Here's why:
The core scheme isn't powered by current product revenue but rather a massive, parallel bet on future dominance in compute, energy, data, and geopolitical positioning. The real money flow looks like this:
Hyperscalers (Microsoft, Amazon, Google, Meta, etc.) are pouring hundreds of billions annually into data centers, GPUs, and power infrastructure, not because their AI features are printing cash today (most aren't profitable yet), but because they cannot afford to fall behind in the infrastructure arms race. If one player controls the lion's share of the world's highest quality compute, they win distribution, talent, data advantages, and optionality on whatever breakthroughs come next.
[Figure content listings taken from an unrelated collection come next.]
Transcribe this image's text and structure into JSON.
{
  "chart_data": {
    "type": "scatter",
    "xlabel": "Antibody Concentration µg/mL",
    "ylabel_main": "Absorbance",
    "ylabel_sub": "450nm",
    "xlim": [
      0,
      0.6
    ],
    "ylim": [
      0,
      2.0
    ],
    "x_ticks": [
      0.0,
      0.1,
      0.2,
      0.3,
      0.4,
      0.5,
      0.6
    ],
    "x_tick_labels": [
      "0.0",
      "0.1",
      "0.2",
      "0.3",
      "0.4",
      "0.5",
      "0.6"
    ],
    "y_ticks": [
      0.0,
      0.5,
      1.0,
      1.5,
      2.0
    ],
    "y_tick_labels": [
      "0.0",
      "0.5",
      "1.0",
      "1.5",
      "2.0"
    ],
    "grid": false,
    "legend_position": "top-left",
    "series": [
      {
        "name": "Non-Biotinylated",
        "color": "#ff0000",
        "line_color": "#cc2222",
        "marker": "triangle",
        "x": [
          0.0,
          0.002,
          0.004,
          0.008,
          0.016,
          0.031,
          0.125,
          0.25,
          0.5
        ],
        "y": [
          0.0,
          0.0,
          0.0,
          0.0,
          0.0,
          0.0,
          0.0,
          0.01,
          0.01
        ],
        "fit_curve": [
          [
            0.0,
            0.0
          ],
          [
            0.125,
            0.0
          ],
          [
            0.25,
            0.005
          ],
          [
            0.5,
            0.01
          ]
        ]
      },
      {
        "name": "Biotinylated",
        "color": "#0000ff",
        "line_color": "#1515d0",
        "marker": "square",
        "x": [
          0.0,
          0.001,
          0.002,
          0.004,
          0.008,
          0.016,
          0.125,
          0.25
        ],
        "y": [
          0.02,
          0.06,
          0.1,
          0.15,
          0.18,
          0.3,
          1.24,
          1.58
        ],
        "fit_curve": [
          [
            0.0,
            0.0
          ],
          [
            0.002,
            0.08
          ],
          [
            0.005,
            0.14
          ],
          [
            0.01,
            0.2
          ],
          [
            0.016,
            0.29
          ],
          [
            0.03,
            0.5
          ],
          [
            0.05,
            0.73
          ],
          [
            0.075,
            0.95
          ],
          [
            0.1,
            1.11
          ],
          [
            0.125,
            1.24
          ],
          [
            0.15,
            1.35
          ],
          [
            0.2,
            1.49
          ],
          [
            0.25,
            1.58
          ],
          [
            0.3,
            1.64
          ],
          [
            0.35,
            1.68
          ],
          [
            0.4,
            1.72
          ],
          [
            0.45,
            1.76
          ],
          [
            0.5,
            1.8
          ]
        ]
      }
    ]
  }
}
This is defensive capex on steroids: build it or be locked out forever.
Nvidia and the chip ecosystem sit in the middle, collecting obscene margins regardless of whether end users are paying $20/month for better chat. Demand comes from the buildout itself, the hyperscalers need the hardware to run training and inference at insane scale. Even with low current utilization in some facilities, the orders keep coming because no one wants to explain to their board in 2028 why they didn't secure enough H200s when everyone else did.
Geopolitics and national security turbocharge the whole thing. Governments (especially the US and allies) view frontier AI compute as strategic infrastructure on par with nuclear tech or energy grids. Sovereign AI initiatives, massive partnerships (like Stargate), and export, control theater all feed into the same loop: spend now or risk permanent second rate status. China accelerating despite restrictions only intensifies the race.
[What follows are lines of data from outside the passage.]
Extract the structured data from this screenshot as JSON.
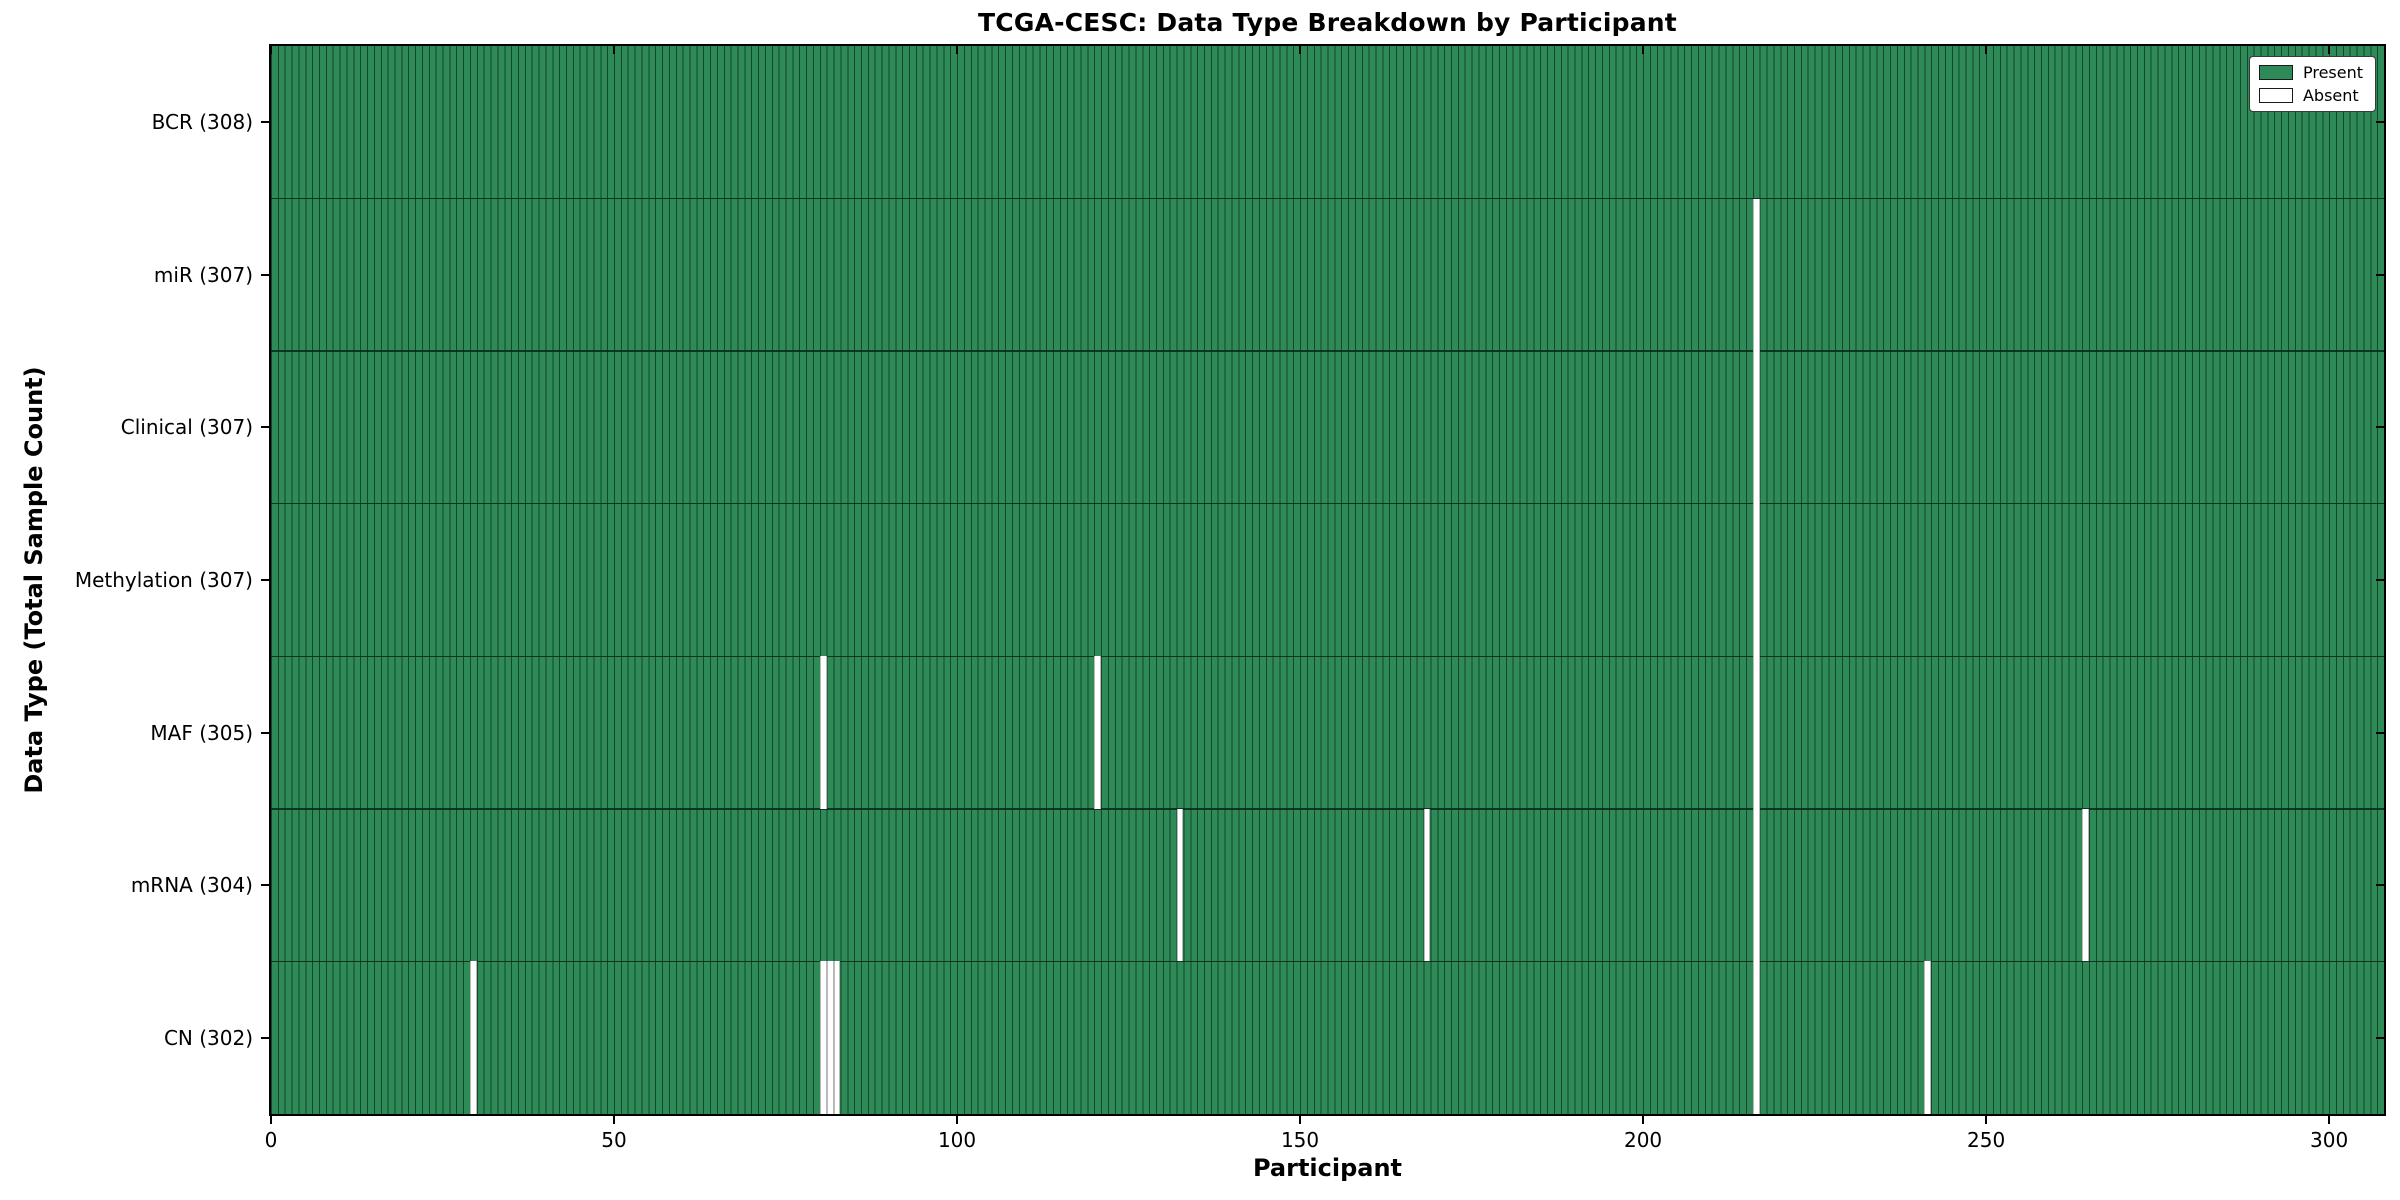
{
  "colors": {
    "present": "#2e8b57",
    "absent": "#ffffff",
    "bar_edge": "#14462b",
    "text": "#000000"
  },
  "chart_data": {
    "type": "heatmap",
    "title": "TCGA-CESC: Data Type Breakdown by Participant",
    "xlabel": "Participant",
    "ylabel": "Data Type (Total Sample Count)",
    "x_ticks": [
      0,
      50,
      100,
      150,
      200,
      250,
      300
    ],
    "xlim": [
      0,
      308
    ],
    "n_participants": 308,
    "grid": false,
    "legend": [
      "Present",
      "Absent"
    ],
    "legend_position": "upper right",
    "rows": [
      {
        "label": "BCR (308)",
        "data_type": "BCR",
        "total": 308,
        "absent_participants": []
      },
      {
        "label": "miR (307)",
        "data_type": "miR",
        "total": 307,
        "absent_participants": [
          216
        ]
      },
      {
        "label": "Clinical (307)",
        "data_type": "Clinical",
        "total": 307,
        "absent_participants": [
          216
        ]
      },
      {
        "label": "Methylation (307)",
        "data_type": "Methylation",
        "total": 307,
        "absent_participants": [
          216
        ]
      },
      {
        "label": "MAF (305)",
        "data_type": "MAF",
        "total": 305,
        "absent_participants": [
          80,
          120,
          216
        ]
      },
      {
        "label": "mRNA (304)",
        "data_type": "mRNA",
        "total": 304,
        "absent_participants": [
          132,
          168,
          216,
          264
        ]
      },
      {
        "label": "CN (302)",
        "data_type": "CN",
        "total": 302,
        "absent_participants": [
          29,
          80,
          81,
          82,
          216,
          241
        ]
      }
    ]
  }
}
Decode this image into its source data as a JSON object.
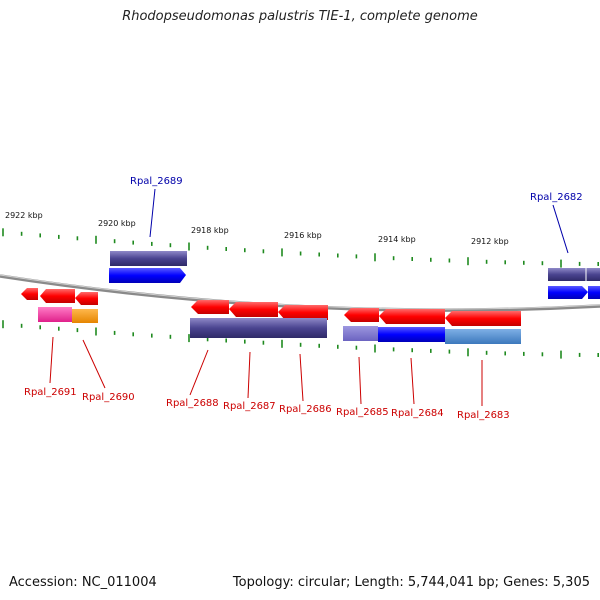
{
  "title": "Rhodopseudomonas palustris TIE-1, complete genome",
  "footer": {
    "accession": "Accession: NC_011004",
    "topology": "Topology: circular; Length: 5,744,041 bp; Genes: 5,305"
  },
  "colors": {
    "backbone": "#8a8a8a",
    "tick": "#1f8a1f",
    "gene_red": "#ff0000",
    "gene_blue": "#0000ff",
    "gene_slate": "#4a4490",
    "gene_pink": "#ff3fa8",
    "gene_orange": "#ff9900",
    "gene_steel": "#4f8ed0",
    "label_red": "#cc0000",
    "label_blue": "#0000aa"
  },
  "scale_labels": [
    "2922 kbp",
    "2920 kbp",
    "2918 kbp",
    "2916 kbp",
    "2914 kbp",
    "2912 kbp"
  ],
  "gene_labels": [
    {
      "name": "Rpal_2689",
      "color": "blue"
    },
    {
      "name": "Rpal_2682",
      "color": "blue"
    },
    {
      "name": "Rpal_2691",
      "color": "red"
    },
    {
      "name": "Rpal_2690",
      "color": "red"
    },
    {
      "name": "Rpal_2688",
      "color": "red"
    },
    {
      "name": "Rpal_2687",
      "color": "red"
    },
    {
      "name": "Rpal_2686",
      "color": "red"
    },
    {
      "name": "Rpal_2685",
      "color": "red"
    },
    {
      "name": "Rpal_2684",
      "color": "red"
    },
    {
      "name": "Rpal_2683",
      "color": "red"
    }
  ]
}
Valuation mechanics and circular capital keep the flywheel turning. Labs raise at high valuations on the promise of AGI/ASI optionality (a call option on world changing tech), hyperscalers justify capex by pointing to "AI tailwinds," Nvidia prints money on the capex wave, and investors recycle gains back into the ecosystem. It's largely self reinforcing, and that won't change because of "not enough ChatGPT Plus subs." It'll change when the cost of capital spikes, power grids hit hard limits, or a geopolitical shock resets priorities.
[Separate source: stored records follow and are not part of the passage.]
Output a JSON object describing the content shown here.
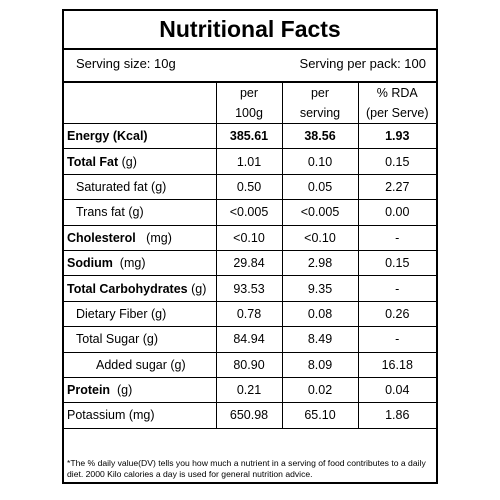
{
  "label": {
    "title": "Nutritional Facts",
    "serving_size": "Serving size: 10g",
    "servings_per_pack": "Serving per pack: 100",
    "columns": {
      "per_100g_line1": "per",
      "per_100g_line2": "100g",
      "per_serving_line1": "per",
      "per_serving_line2": "serving",
      "rda_line1": "% RDA",
      "rda_line2": "(per Serve)"
    },
    "rows": [
      {
        "name_bold": "Energy (Kcal)",
        "name_unit": "",
        "per100g": "385.61",
        "perServing": "38.56",
        "rda": "1.93"
      },
      {
        "name_bold": "Total Fat",
        "name_unit": " (g)",
        "per100g": "1.01",
        "perServing": "0.10",
        "rda": "0.15"
      },
      {
        "name_bold": "",
        "name_unit": "Saturated fat (g)",
        "per100g": "0.50",
        "perServing": "0.05",
        "rda": "2.27"
      },
      {
        "name_bold": "",
        "name_unit": "Trans fat (g)",
        "per100g": "<0.005",
        "perServing": "<0.005",
        "rda": "0.00"
      },
      {
        "name_bold": "Cholesterol",
        "name_unit": "   (mg)",
        "per100g": "<0.10",
        "perServing": "<0.10",
        "rda": "-"
      },
      {
        "name_bold": "Sodium",
        "name_unit": "  (mg)",
        "per100g": "29.84",
        "perServing": "2.98",
        "rda": "0.15"
      },
      {
        "name_bold": "Total Carbohydrates",
        "name_unit": " (g)",
        "per100g": "93.53",
        "perServing": "9.35",
        "rda": "-"
      },
      {
        "name_bold": "",
        "name_unit": "Dietary Fiber (g)",
        "per100g": "0.78",
        "perServing": "0.08",
        "rda": "0.26"
      },
      {
        "name_bold": "",
        "name_unit": "Total Sugar (g)",
        "per100g": "84.94",
        "perServing": "8.49",
        "rda": "-"
      },
      {
        "name_bold": "",
        "name_unit": "Added sugar (g)",
        "per100g": "80.90",
        "perServing": "8.09",
        "rda": "16.18"
      },
      {
        "name_bold": "Protein",
        "name_unit": "  (g)",
        "per100g": "0.21",
        "perServing": "0.02",
        "rda": "0.04"
      },
      {
        "name_bold": "",
        "name_unit": "Potassium (mg)",
        "per100g": "650.98",
        "perServing": "65.10",
        "rda": "1.86"
      }
    ],
    "footnote": "*The % daily value(DV) tells you how much a nutrient in a serving of food contributes to a daily diet. 2000 Kilo calories a day is used for general nutrition advice."
  }
}
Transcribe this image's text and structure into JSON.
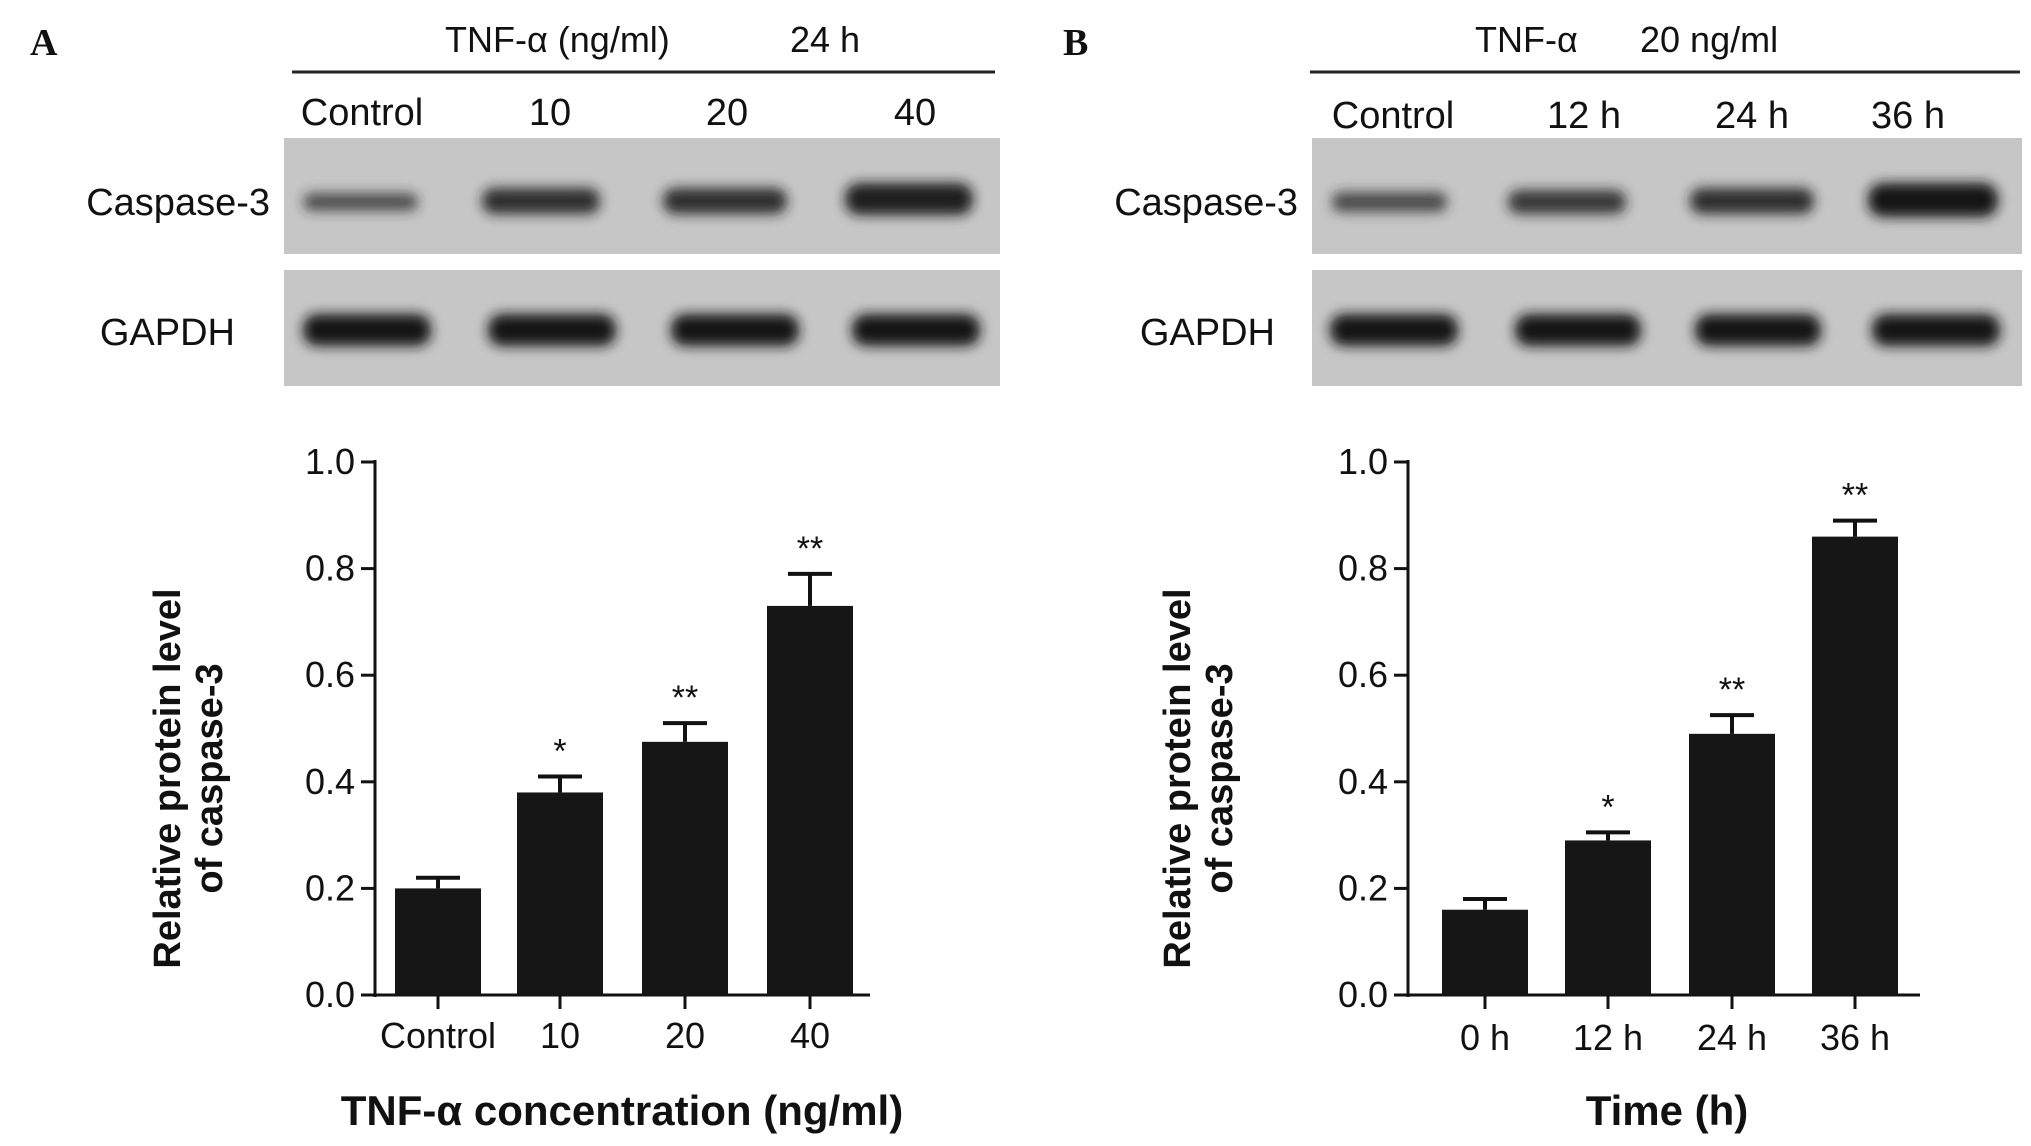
{
  "panels": [
    {
      "letter": "A",
      "header": {
        "treatment": "TNF-α (ng/ml)",
        "condition": "24 h"
      },
      "lanes": [
        "Control",
        "10",
        "20",
        "40"
      ],
      "blots": [
        "Caspase-3",
        "GAPDH"
      ]
    },
    {
      "letter": "B",
      "header": {
        "treatment": "TNF-α",
        "condition": "20 ng/ml"
      },
      "lanes": [
        "Control",
        "12 h",
        "24 h",
        "36 h"
      ],
      "blots": [
        "Caspase-3",
        "GAPDH"
      ]
    }
  ],
  "chart_data": [
    {
      "type": "bar",
      "categories": [
        "Control",
        "10",
        "20",
        "40"
      ],
      "values": [
        0.2,
        0.38,
        0.475,
        0.73
      ],
      "errors": [
        0.02,
        0.03,
        0.035,
        0.06
      ],
      "significance": [
        "",
        "*",
        "**",
        "**"
      ],
      "ylim": [
        0,
        1.0
      ],
      "yticks": [
        "0.0",
        "0.2",
        "0.4",
        "0.6",
        "0.8",
        "1.0"
      ],
      "ylabel_line1": "Relative protein level",
      "ylabel_line2": "of caspase-3",
      "xlabel": "TNF-α concentration (ng/ml)"
    },
    {
      "type": "bar",
      "categories": [
        "0 h",
        "12 h",
        "24 h",
        "36 h"
      ],
      "values": [
        0.16,
        0.29,
        0.49,
        0.86
      ],
      "errors": [
        0.02,
        0.015,
        0.035,
        0.03
      ],
      "significance": [
        "",
        "*",
        "**",
        "**"
      ],
      "ylim": [
        0,
        1.0
      ],
      "yticks": [
        "0.0",
        "0.2",
        "0.4",
        "0.6",
        "0.8",
        "1.0"
      ],
      "ylabel_line1": "Relative protein level",
      "ylabel_line2": "of caspase-3",
      "xlabel": "Time (h)"
    }
  ],
  "colors": {
    "bar": "#161616",
    "blot_bg": "#c9c9c9",
    "band": "#1a1a1a"
  }
}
The "AI bubble" is about who ends up owning the digital oil rigs of the 21st century, vast compute clusters, energy contracts, and talent pools. Those bets are being placed on existential option value and strategic necessity, not quarterly SaaS ARR. Many AI products could remain heavily subsidized or low margin forever. Many startups will die. Valuations will correct (hard). But the underlying capital flood into compute infrastructure? That continues until physics, geopolitics, or interest rates say otherwise, not until someone cancels their $20 subscription.
tacostakohashi•18m ago
Maybe that works in markets with big moats, switching costs, barriers to entry and stuff, but for commodities, not so much.